Gelombang kontroversi inisiasi wajib militer bagi pelajar di jenjang pendidikan atas kembali mencuat, memicu perdebatan sengit mengenai urgensi dan dampaknya terhadap reformasi karakter bangsa. Wacana ini, yang bertujuan membentuk kedisiplinan dan rasa bela negara sejak dini, justru dihadapkan pada berbagai argumen kontra, mulai dari pelanggaran hak asasi anak hingga potensi traumatisasi psikologis. Masyarakat dan pakar pendidikan menyoroti kebijakan ini dari berbagai sudut pandang, mempertanyakan apakah ini merupakan solusi tepat untuk menciptakan generasi yang berintegritas.
Rencana inisiasi wajib militer ini pertama kali diusulkan oleh Kementerian Pertahanan pada awal tahun 2024, dengan target implementasi pada tahun ajaran 2025/2026. Menurut Juru Bicara Kementerian Pertahanan, Mayor Jenderal Adi Suryanto, program ini dirancang sebagai kurikulum ekstrakurikuler wajib bagi siswa SMA dan sederajat. “Kami melihat adanya penurunan tingkat kedisiplinan dan semangat nasionalisme di kalangan generasi muda. Inisiasi wajib militer ini diharapkan dapat menjadi katalisator positif,” jelas Mayor Jenderal Adi dalam konferensi pers yang diadakan pada Selasa, 12 Maret 2024, di Gedung Juang ’45, Jakarta. Namun, wacana ini langsung menuai kritik tajam dari berbagai organisasi, termasuk Komisi Nasional Perlindungan Anak (Komnas PA).
Ketua Komnas PA, Arist Merdeka Sirait, menyatakan keprihatinan mendalam atas wacana ini. “Program wajib militer, bahkan dalam skala inisiasi, dapat menimbulkan tekanan psikologis yang berat bagi remaja. Mereka masih dalam tahap perkembangan dan membutuhkan lingkungan yang mendukung, bukan tekanan militeristik,” tegas Arist saat diwawancarai pada Rabu, 20 Maret 2024, di kantor Komnas PA, Jakarta.
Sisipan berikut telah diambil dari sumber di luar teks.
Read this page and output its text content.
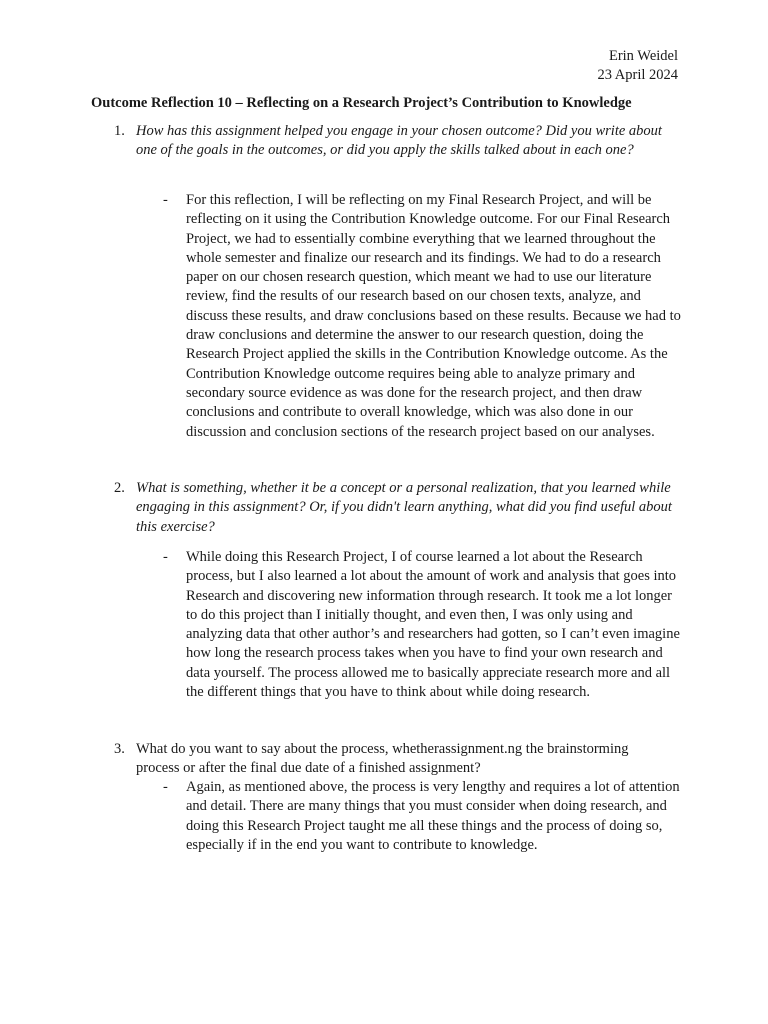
Erin Weidel
23 April 2024
Outcome Reflection 10 – Reflecting on a Research Project’s Contribution to Knowledge
1. How has this assignment helped you engage in your chosen outcome? Did you write about one of the goals in the outcomes, or did you apply the skills talked about in each one?
- For this reflection, I will be reflecting on my Final Research Project, and will be reflecting on it using the Contribution Knowledge outcome. For our Final Research Project, we had to essentially combine everything that we learned throughout the whole semester and finalize our research and its findings. We had to do a research paper on our chosen research question, which meant we had to use our literature review, find the results of our research based on our chosen texts, analyze, and discuss these results, and draw conclusions based on these results. Because we had to draw conclusions and determine the answer to our research question, doing the Research Project applied the skills in the Contribution Knowledge outcome. As the Contribution Knowledge outcome requires being able to analyze primary and secondary source evidence as was done for the research project, and then draw conclusions and contribute to overall knowledge, which was also done in our discussion and conclusion sections of the research project based on our analyses.
2. What is something, whether it be a concept or a personal realization, that you learned while engaging in this assignment? Or, if you didn't learn anything, what did you find useful about this exercise?
- While doing this Research Project, I of course learned a lot about the Research process, but I also learned a lot about the amount of work and analysis that goes into Research and discovering new information through research. It took me a lot longer to do this project than I initially thought, and even then, I was only using and analyzing data that other author’s and researchers had gotten, so I can’t even imagine how long the research process takes when you have to find your own research and data yourself. The process allowed me to basically appreciate research more and all the different things that you have to think about while doing research.
3. What do you want to say about the process, whetherassignment.ng the brainstorming process or after the final due date of a finished assignment?
- Again, as mentioned above, the process is very lengthy and requires a lot of attention and detail. There are many things that you must consider when doing research, and doing this Research Project taught me all these things and the process of doing so, especially if in the end you want to contribute to knowledge.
Lebih lanjut, beberapa psikolog anak juga menyoroti potensi gangguan kesehatan mental, seperti kecemasan dan stres pasca-trauma, jika program ini tidak dirancang dengan sangat hati-hati. Kontroversi inisiasi ini juga menyentuh aspek kesiapan infrastruktur dan tenaga pengajar. Banyak pihak meragukan kemampuan sekolah untuk mengintegrasikan pelatihan militer ke dalam kurikulum tanpa mengganggu fokus pada pendidikan akademik.
Di sisi lain, pendukung program ini berpendapat bahwa kedisiplinan militer dapat membentuk karakter yang kuat, tahan banting, dan memiliki rasa tanggung jawab sosial. Mereka mengutip contoh negara-negara lain yang telah berhasil menerapkan program serupa. Namun, perlu dicatat bahwa konteks sosial dan budaya di setiap negara berbeda, sehingga implementasinya harus disesuaikan. Sebaliknya, kontroversi inisiasi ini mengharuskan adanya kajian mendalam dan komprehensif, melibatkan berbagai pemangku kepentingan. Dialog terbuka dan partisipasi aktif dari masyarakat sipil, pakar pendidikan, psikolog, serta orang tua sangat dibutuhkan untuk mencari jalan tengah yang terbaik.
Pemerintah diharapkan tidak terburu-buru dalam mengambil keputusan. Alih-alih memaksakan program yang masih memicu kontroversi inisiasi ini, ada baiknya fokus pada reformasi kurikulum yang lebih holistik, yang menekankan pendidikan karakter, etika, dan nilai-nilai kebangsaan melalui pendekatan yang lebih humanis dan sesuai dengan perkembangan psikologi remaja. Dengan demikian, tujuan untuk membentuk generasi yang berkarakter kuat dan berintegritas dapat tercapai tanpa mengorbankan hak dan kesejahteraan psikologis pelajar.